Don Nuño de Sandoval asomó por la galería a la cabeza de cien ballesteros, y bien pronto se encontraron cerca del rey.
—Rodead ese dormitorio con diez soldados, Nuño —dijo don Enrique señalando el camarín en que yacía Berenguela, rendida a un mortal desmayo desde que don Sancho desnudó la espada.
—¡Atrás, canalla! —gritó el conde apareciendo entre los tapices con la espada en la mano—. ¡Solo pasando por encima de mi cadáver llegarás hasta esa mujer!
—¡No le matéis! —exclamó el rey—. Desarmadle y llevadle maniatado a los calabozos de mi alcázar.
Mas el valeroso anciano blandió su espada, resuelto a perder la vida antes que consentir que llegasen al dormitorio. Durante algún tiempo, se defendió como un león furioso, mas al fin le derribó un golpe de maza que recibió en la cabeza de mano de un soldado. Cuando intentó levantarse, estaba desarmado y maniatado fuertemente.

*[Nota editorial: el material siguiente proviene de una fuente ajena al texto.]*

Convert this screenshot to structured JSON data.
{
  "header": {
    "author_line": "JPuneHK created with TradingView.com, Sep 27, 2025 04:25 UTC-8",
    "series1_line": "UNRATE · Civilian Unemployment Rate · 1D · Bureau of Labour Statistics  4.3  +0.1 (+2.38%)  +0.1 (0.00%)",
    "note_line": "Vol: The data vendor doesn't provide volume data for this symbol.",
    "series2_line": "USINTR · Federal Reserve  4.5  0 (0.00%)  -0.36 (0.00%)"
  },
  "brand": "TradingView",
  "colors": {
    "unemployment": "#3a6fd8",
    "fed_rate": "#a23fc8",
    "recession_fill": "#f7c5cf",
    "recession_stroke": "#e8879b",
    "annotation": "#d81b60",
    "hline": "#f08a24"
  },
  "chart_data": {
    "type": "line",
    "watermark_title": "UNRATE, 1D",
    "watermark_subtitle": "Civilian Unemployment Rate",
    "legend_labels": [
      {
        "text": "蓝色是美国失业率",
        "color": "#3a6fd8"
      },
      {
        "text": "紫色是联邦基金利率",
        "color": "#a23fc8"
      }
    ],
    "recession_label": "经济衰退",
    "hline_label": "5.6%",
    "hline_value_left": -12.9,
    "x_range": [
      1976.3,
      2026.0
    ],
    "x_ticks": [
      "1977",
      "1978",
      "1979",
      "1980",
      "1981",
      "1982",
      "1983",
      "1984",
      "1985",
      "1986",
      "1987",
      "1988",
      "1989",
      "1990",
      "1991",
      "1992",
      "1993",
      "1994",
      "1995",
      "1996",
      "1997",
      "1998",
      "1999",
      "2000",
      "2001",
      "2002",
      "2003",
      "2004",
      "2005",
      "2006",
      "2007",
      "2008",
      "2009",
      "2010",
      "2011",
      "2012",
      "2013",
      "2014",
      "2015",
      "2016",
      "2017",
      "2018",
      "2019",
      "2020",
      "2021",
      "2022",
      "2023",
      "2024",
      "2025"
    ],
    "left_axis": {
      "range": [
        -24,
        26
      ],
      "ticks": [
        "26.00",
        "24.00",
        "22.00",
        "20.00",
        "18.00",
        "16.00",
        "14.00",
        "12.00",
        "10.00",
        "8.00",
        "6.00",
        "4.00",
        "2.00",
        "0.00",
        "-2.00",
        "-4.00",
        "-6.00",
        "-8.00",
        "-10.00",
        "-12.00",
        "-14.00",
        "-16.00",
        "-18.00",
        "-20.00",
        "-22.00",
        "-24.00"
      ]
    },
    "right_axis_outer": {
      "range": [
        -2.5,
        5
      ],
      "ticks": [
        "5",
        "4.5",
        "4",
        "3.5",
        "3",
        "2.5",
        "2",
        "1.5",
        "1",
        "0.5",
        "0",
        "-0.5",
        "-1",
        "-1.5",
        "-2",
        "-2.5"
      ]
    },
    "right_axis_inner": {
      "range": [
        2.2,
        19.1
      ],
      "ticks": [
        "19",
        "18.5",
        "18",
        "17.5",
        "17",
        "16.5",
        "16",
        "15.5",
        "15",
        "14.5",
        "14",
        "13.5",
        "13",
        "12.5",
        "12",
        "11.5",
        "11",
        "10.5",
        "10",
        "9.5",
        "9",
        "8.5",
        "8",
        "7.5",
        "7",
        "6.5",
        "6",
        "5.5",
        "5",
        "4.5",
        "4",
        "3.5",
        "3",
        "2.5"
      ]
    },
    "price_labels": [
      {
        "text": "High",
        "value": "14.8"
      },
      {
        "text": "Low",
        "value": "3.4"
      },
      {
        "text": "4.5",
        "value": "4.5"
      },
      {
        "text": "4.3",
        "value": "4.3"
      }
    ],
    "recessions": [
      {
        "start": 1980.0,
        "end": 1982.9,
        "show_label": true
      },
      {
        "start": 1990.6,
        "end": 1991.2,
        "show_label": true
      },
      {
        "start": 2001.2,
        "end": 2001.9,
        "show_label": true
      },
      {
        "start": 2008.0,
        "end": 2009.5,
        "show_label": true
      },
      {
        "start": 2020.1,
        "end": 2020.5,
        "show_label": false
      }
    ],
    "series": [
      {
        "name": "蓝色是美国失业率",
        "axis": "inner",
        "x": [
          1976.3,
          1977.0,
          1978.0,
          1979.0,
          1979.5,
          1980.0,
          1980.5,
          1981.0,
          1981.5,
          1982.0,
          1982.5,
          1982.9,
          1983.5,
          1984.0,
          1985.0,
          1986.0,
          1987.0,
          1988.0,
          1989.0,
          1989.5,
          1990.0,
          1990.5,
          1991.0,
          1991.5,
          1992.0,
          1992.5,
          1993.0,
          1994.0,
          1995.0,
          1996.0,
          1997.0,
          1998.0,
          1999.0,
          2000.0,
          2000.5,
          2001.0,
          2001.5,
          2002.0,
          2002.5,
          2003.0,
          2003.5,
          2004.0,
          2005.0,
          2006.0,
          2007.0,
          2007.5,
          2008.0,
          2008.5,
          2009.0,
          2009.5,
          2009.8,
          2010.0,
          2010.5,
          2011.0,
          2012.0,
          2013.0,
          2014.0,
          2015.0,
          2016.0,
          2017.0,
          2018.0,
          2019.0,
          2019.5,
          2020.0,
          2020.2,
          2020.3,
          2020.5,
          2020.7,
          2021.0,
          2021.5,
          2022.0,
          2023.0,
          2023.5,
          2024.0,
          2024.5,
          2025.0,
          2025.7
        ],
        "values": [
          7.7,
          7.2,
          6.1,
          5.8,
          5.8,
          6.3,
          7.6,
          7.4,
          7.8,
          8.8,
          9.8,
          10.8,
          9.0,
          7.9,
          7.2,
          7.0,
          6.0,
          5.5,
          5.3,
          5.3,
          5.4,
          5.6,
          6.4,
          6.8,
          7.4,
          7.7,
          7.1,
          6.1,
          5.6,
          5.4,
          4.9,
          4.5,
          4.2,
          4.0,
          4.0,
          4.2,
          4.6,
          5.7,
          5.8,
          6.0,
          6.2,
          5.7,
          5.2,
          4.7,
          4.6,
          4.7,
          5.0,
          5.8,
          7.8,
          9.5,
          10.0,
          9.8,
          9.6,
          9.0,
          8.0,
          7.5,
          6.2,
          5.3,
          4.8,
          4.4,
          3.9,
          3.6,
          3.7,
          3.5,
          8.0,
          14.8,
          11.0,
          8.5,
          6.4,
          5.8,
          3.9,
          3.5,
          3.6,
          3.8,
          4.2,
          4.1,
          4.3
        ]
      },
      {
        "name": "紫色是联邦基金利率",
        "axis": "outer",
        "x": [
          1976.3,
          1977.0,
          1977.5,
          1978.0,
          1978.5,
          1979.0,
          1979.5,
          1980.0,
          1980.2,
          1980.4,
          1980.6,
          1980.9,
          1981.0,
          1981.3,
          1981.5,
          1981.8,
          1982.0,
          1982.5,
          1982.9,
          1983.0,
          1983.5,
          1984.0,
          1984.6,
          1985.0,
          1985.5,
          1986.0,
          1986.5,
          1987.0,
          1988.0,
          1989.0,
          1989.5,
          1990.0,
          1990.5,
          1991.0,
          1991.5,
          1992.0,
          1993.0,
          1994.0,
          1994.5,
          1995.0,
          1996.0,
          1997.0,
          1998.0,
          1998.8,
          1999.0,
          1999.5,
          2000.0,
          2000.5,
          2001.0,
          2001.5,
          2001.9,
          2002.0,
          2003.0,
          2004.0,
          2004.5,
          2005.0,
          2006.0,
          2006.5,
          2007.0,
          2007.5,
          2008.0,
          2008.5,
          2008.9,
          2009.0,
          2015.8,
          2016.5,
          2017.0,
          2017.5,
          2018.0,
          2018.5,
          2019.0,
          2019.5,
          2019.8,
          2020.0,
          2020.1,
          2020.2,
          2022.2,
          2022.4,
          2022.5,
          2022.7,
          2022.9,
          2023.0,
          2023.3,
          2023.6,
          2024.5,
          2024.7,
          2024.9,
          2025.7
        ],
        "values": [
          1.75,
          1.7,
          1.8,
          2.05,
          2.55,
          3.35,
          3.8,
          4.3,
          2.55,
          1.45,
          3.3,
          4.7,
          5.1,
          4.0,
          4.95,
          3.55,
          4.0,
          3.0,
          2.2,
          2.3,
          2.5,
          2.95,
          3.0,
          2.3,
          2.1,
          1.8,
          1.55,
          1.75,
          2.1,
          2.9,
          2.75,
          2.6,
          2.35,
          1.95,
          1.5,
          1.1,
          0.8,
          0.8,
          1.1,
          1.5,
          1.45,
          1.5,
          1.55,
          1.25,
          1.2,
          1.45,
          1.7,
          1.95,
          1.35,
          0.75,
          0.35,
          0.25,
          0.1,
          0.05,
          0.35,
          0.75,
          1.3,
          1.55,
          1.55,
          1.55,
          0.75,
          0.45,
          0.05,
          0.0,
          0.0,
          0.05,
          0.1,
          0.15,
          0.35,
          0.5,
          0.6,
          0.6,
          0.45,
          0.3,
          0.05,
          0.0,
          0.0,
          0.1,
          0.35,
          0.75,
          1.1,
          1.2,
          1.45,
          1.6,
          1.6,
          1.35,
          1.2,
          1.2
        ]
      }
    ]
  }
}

—Conde de Carrión —dijo el rey con voz lenta—. Todos tus bienes quedan desde este momento confiscados y sujetos a mi corona, por lo que esta casa me pertenece ya; al amanecer, serán rotos tus blasones por la mano del verdugo, y a las doce te cortará la cabeza, por traidor y rebelde a tu rey.
—Y yo te juro, rey de Castilla y de León, a quien tantas veces mecí en mis brazos, que no conseguirás deshonrar a tu hermana —repuso el conde con acento firme.
—¡Llevadle! —gritó el rey.
Don Álvaro salió entre un buen número de soldados que le rodearon con sus largas alabardas.
—En cuanto a ese joven, Nuño, continuó el rey, señalando el cuerpo inmóvil de don Sancho, hazle conducir a una habitación desocupada de mi alcázar, haz llamar inmediatamente a mi médico para que le asista, y que le guarden con cuidado. Tú rodea esta casa de una buena guardia y quédate al lado de esa joven, teniendo presente que me respondes de ella con tu cabeza.